7:30pm: ATLAS stops the run to put in a new trigger configuration. This can change what kind and how much data we record.
We see evidence of muons in the histograms we look at!
7:45pm: Dinner time! turkey sandwich and coke (almost the only soda available in Europe) at the desk…
8:10pm: Start new run, just 40 minutes in-between runs that time.
There is some discussion with the project leader for this system, who stopped by to ask how things are going, about the dew point rising in the counting room.
8:25pm: There is a conversation with the run control people about wanting to take a run with a higher trigger rate (they want to try to process data faster to test the data acquisition system). They may need us to make some configuration changes. They want to do that in a little while. They didn’t know that we are supposed to leave at 9pm. They are here until midnight.
8:30pm: One of the muon systems doesn’t see evidence of muons in their monitoring plots, but we do!
9:30pm: Still recording data. The Tile calorimeter people see evidence of muons on one side of their detector, but maybe not the other.
9:40pm: The run ends. It turns out the muon detector plots didn’t show muons because they are looking at plots gathered from data after the lowest level trigger, which is not very pure (mostly noise and not real muons).
9:50pm: A calorimeter expert calls in from his office where he was looking at some data recorded earlier to report some problems he sees in the data. We compare notes and it turns out we had already noted the same problems in our logbook here, so our monitoring is working pretty well.

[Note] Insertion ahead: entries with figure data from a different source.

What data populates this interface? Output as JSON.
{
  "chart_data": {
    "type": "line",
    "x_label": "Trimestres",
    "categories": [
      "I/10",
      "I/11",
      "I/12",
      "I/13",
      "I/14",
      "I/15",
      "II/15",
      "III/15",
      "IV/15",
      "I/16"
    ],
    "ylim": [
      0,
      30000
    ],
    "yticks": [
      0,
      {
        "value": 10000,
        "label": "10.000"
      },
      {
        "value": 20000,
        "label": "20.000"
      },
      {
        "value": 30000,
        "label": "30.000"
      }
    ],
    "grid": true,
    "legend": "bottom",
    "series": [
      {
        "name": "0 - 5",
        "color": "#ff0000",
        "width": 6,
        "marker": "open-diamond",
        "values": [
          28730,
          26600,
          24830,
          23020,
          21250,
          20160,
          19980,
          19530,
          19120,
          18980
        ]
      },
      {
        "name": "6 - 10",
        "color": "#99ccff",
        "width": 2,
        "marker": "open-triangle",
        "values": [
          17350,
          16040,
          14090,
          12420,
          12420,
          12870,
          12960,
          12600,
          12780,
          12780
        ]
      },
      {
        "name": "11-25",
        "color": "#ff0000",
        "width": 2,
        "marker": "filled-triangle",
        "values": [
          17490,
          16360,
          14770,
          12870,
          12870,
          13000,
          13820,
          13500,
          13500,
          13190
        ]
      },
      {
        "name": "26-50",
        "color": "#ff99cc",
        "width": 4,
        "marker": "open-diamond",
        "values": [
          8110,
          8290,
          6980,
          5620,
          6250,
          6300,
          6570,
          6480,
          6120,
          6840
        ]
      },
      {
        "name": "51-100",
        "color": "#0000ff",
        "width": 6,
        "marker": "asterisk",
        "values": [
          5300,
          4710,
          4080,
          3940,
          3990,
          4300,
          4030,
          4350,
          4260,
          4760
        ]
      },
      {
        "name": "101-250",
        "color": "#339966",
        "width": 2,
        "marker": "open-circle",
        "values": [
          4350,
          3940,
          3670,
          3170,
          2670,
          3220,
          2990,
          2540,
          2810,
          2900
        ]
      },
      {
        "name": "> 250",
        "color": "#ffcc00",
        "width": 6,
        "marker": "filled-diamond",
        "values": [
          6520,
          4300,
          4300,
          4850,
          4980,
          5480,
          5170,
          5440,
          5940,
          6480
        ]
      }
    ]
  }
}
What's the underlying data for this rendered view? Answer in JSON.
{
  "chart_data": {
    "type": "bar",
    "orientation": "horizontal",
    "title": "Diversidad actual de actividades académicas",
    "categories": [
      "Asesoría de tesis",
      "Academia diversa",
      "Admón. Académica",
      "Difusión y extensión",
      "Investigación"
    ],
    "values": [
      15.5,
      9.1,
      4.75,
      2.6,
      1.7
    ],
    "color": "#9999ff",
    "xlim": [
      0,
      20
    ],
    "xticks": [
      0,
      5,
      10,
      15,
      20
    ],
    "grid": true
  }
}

10:20pm: Filling out electronic logbook entry for the shift
10:30pm: We notice the high voltage tripped on a part of our detector. We consult the boss on the phone and he decides to leave it until tomorrow.
10:40pm: We can go home! It has been a very productive shift, and it felt good to be back in a control room recording data, even if it was not collider data.
I hope this was interesting. I think I’d like to try it again sometime, maybe even really live.